Essentially each thread copies one particle. That means each thread will transfer 48 bytes which is terrible for coalescing.

My question is how to do it in such a way that each thread tranfers 4-byte blocks, and the Cuda hardware is kept happy ?

I could only think of two ways, which unfortunately are not supported with the current standard.

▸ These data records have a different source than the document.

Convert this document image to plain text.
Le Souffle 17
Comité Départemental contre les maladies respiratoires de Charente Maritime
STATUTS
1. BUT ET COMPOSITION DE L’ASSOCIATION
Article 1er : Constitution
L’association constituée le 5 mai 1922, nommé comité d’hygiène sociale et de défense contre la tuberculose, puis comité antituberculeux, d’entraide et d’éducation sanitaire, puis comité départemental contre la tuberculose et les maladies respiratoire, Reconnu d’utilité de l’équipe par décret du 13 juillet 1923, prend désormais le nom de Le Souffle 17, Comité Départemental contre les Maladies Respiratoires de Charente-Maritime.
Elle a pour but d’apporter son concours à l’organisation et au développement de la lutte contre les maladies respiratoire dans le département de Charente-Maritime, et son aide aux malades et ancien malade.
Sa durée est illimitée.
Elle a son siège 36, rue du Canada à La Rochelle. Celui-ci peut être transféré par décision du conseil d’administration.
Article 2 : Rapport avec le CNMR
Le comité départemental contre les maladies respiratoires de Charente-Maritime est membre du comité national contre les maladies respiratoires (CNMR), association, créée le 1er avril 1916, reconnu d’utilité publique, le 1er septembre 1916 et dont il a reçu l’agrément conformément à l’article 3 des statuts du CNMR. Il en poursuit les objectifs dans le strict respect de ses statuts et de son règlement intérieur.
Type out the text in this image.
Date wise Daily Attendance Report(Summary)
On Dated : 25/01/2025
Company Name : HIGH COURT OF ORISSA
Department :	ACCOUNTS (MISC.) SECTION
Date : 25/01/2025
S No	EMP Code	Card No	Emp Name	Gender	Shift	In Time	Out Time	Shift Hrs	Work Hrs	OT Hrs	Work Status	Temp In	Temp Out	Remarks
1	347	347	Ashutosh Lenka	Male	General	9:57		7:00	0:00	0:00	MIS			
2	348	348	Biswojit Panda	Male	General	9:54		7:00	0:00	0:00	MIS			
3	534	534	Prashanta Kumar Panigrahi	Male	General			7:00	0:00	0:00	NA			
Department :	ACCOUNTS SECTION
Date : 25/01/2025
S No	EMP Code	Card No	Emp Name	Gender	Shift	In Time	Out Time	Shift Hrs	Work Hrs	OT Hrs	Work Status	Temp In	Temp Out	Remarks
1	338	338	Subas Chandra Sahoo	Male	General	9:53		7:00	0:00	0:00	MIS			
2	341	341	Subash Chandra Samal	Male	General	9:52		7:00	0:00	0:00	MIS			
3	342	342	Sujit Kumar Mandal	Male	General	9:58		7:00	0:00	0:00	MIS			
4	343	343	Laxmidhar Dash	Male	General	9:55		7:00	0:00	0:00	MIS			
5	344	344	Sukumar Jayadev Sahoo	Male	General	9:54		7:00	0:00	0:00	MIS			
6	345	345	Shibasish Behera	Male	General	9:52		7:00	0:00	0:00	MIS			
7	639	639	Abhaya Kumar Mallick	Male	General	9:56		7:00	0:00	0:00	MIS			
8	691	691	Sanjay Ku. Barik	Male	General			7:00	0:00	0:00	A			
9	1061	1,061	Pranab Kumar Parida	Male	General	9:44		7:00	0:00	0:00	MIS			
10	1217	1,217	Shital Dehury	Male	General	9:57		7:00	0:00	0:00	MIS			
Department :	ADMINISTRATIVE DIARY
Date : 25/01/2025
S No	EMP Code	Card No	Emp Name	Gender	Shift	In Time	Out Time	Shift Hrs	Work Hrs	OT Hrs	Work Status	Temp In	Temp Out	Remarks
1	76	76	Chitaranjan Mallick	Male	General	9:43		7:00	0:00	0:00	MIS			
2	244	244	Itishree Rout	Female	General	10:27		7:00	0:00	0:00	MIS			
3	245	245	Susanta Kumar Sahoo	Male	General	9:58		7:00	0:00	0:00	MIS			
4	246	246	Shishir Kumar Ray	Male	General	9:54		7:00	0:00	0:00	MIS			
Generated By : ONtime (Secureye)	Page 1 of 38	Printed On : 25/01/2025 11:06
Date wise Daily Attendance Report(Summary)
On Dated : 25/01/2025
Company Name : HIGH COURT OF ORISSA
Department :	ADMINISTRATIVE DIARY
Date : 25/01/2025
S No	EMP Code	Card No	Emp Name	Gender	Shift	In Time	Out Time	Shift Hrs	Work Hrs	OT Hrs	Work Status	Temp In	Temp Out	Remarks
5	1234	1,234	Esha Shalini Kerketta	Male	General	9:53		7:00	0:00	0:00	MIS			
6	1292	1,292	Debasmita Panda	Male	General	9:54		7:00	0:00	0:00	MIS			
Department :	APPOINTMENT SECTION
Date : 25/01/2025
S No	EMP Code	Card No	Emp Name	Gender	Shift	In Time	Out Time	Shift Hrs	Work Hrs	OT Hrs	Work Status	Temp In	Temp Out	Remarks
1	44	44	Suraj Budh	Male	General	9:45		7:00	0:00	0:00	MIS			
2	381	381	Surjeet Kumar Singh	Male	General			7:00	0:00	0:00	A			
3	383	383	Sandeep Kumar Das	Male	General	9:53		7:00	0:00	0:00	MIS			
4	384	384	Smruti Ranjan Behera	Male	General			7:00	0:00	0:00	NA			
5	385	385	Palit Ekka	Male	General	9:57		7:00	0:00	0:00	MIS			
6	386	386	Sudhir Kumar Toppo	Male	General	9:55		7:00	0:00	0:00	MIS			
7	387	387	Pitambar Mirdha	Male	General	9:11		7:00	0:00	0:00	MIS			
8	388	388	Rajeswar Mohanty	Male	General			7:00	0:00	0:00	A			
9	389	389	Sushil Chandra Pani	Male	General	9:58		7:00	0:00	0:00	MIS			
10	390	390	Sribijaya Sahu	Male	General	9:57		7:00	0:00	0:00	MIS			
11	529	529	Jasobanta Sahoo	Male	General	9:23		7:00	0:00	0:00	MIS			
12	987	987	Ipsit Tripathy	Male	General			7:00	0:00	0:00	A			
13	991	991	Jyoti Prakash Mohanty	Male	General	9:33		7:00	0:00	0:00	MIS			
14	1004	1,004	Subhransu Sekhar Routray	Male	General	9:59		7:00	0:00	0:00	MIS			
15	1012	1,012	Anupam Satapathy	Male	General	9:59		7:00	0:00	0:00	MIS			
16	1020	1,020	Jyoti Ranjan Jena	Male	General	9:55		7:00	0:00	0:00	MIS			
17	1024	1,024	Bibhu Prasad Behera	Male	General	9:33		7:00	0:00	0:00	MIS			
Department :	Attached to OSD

If routines were not strongly typed, I would be much better of. Then instead of

type(particle), dimension(np_total) :: gp ! global particle array

type(particle), dimension(np_stick) :: gs ! stick particle array

I could do

integer, dimension(np_total*12) :: gp ! global particle array
integer, dimension(np_stick*12) :: gs ! stick particle array

and copy away.

Alternatively with equivalence in my variable declaration I could do something like:

type(particle), dimension(np_total) :: gp ! global particle array

type(particle), dimension(np_stick) :: gs ! stick particle array

integer, dimension(np_total*12) :: igp ! global particle array
integer, dimension(np_stick*12) :: igs ! stick particle array

equivalence :: igp, gp

equivalence :: igs, gs

and the problem was solved too. In general, for memory transfers the implementation of equivalence would help a lot.

Any suggestions how to accomplish coalesced transfers on type’d variables ?

thanks in advance,

Troels